Android is itself a version of Linux, but a highly customised one. If it is not to your liking, you could try a PC version of Linux. Many Android tablets can run Linux and your best bet is an app called Complete Linux Installer, which is available from the Google Play Store (bit.ly/tablin345). This lets you install Ubuntu, Debian, Fedora, ArchLinux, Kali Linux, and openSUSE on a tablet. We haven’t tried it ourselves, but the app has had more than half a million downloads and has a high proportion of five-star ratings.
The app creates a virtual machine on which it installs Linux. This means that it does not affect Android or your other Android apps. Any Linux software
can be installed, provided it has been created for ARM. However, this may be a problem because there aren’t a lot of ARM Linux programs. It sounds like an interesting project for hobbyists, but it’s unlikely to be a practical every-day alternative to Android. There is more information at the developer’s website (linuxonandroid.org).
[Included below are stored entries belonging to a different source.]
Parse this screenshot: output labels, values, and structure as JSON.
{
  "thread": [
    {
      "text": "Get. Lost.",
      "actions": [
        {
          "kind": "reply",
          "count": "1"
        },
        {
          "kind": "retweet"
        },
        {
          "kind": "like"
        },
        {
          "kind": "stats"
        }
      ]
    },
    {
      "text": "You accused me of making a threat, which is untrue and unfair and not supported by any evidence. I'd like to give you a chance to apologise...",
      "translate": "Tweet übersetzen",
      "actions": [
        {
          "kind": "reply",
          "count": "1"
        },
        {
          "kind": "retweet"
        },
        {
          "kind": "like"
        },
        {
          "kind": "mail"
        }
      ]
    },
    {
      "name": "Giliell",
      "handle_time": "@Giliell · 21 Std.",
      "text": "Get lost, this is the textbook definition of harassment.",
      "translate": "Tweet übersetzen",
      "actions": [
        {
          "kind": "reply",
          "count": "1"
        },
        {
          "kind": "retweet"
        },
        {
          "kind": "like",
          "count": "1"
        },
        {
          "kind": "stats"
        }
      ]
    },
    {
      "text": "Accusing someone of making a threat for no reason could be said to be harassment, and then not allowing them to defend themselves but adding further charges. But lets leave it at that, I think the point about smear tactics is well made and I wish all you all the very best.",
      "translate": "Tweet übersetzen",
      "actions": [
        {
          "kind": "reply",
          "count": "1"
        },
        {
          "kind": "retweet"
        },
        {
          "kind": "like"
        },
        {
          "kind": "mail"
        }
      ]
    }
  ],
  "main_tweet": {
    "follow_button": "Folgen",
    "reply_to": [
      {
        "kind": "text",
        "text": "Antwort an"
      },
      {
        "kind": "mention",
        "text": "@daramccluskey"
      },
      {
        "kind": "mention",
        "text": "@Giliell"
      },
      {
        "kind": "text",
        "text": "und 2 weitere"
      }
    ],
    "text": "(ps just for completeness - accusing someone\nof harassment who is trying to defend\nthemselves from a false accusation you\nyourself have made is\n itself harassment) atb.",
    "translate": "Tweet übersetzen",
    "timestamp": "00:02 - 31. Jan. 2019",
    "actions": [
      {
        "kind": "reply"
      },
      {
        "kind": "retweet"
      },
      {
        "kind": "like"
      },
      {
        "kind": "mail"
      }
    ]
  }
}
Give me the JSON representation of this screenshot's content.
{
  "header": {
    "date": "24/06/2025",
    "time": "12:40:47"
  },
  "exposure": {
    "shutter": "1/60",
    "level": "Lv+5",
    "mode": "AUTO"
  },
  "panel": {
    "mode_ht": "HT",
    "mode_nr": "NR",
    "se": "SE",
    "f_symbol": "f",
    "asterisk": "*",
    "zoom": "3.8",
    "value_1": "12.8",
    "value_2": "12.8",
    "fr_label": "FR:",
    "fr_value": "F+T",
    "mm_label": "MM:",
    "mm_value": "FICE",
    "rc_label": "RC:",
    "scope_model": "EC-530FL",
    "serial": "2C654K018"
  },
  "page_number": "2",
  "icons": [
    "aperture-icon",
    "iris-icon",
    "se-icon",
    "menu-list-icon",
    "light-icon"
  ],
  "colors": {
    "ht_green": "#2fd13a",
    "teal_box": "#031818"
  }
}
Another option is the Ubuntu and Android dual-boot tool (bit.ly/ andubu345). It’s intended for developers rather than the general public, but it may be worth investigating. It lets you install Ubuntu on a tablet and choose which operating system to launch when you switch it on. Ubuntu is actively being developed for tablets and phones, so it’s a real mobile OS that will have apps created for it, too.